Si l’on prend une allocation universelle de € 1.100 (juste au-dessus du seuil de pauvreté), cela représente un coût de € 118 milliards. À titre de comparaison, le coût total de toutes les dépenses sociales en Belgique – pension, maladie, chômage et enseignement compris – s’élève à € 119 milliards, donc impayable sauf à supprimer le budget de la sécurité sociale. Seule une allocation universelle dérisoire serait « payable ». Elle précipiterait néanmoins les allocataires sociaux vers la pauvreté et être malade serait un luxe impayable. Le SETCa appelle dès lors à la prudence. N’oublions pas non plus que nos soins de santé font partie de la sécurité sociale.
Un modèle taille unique ?
L’allocation universelle ne tient pas compte des différents besoins. Peu importe si vous êtes malade, vieux ou un parent isolé. C’est une solution « taille unique » pour tous et ce, sous prétexte d’égalité. Cela contraste fortement avec la sécurité sociale et l’assistance sociale. La sécurité sociale assure un risque social (comme le chômage ou la maladie), l’assistance sociale procure, elle, un revenu lorsque l’on n’a plus de moyens d’existence (conditionné et forfaitaire). L’allocation universelle balaie complètement le caractère assurantiel de la table.
Les logiques de la sécu et d’une allocation universelle sont fondamentalement différentes. La Sécu assure un taux de remplacement proportionnel au droit perdu (allocation de chômage, pension ou indemnité de maladie) de manière solidaire (les plus riches assurent des minima aux plus pauvres) et intergénérationnelle. L’allocation universelle s’avérerait finalement plus chère que le système actuel et nous y perdrions au change.
En 2017, l’OCDE a fait une simulation pour quatre pays : la France, la Finlande, le Royaume-Uni et l’Italie. L’organisation est partie d’une introduction neutre sur le plan budgétaire qui permettrait à l’âge actif le remplacement des allocations par une allocation universelle. Le résultat désenchante. En Finlande, les adultes recevraient € 527 par mois et seulement € 456 par mois en France (nota bene : imposables). Pour couronner le tout, le risque de pauvreté augmenterait. Une introduction neutre sur le plan budgétaire mène donc inévitablement à un mini-revenu néolibéral : un montant bas qui pousse encore plus les plus pauvres sous le seuil de pauvreté.
L’impact sur le marché du travail est lui aussi une inconnue, étant donné qu’il n’y a que peu voire pas d’exemples réels.
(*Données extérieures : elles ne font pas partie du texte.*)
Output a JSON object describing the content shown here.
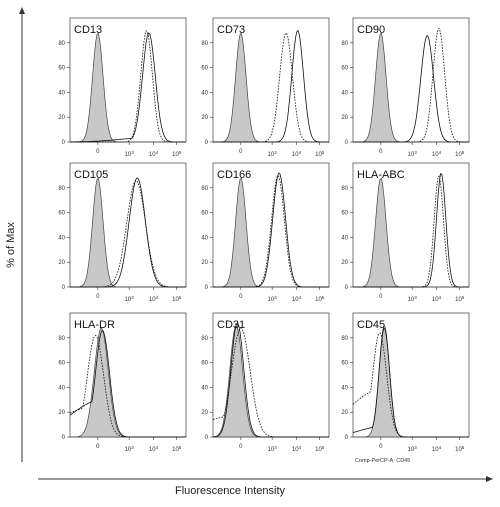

Pourrait-on refuser plus facilement des emplois non attirants ou serait-ce précisément l’inverse ? L’effet sur la négociation salariale pourrait également être désastreux…
Renforcer la sécurité sociale
Contrairement à l’allocation universelle, notre sécurité sociale est solidaire. Les épaules les plus larges supportent les charges les plus lourdes. Le SETCa plaide dès lors pour un renforcement, une plus grande lisibilité. Ceci englobe :
- Une individualisation des droits
- Un meilleur financement : plus de cadeaux aux employeurs sans création d’emplois
- Une réponse à des besoins qui changent
- Des services publics accessibles et abordables
- Une redistribution du travail à travers une réduction collective du temps de travail.
Voilà l’avenir. Assez ironiquement, ce débat s’enflamme à nouveau pendant les négociations à propos de l’accord interprofessionnel (AIP). Si le salaire minimum s’élevait par exemple au moins à € 14/heure bruts (€ 2.300 bruts par mois) et si l’on pouvait négocier librement, l’idée de l’allocation universelle serait dépassée depuis longtemps. Dans le contexte belge, ce n’est dès lors rien de plus qu’une opération populiste pour réaliser des économies.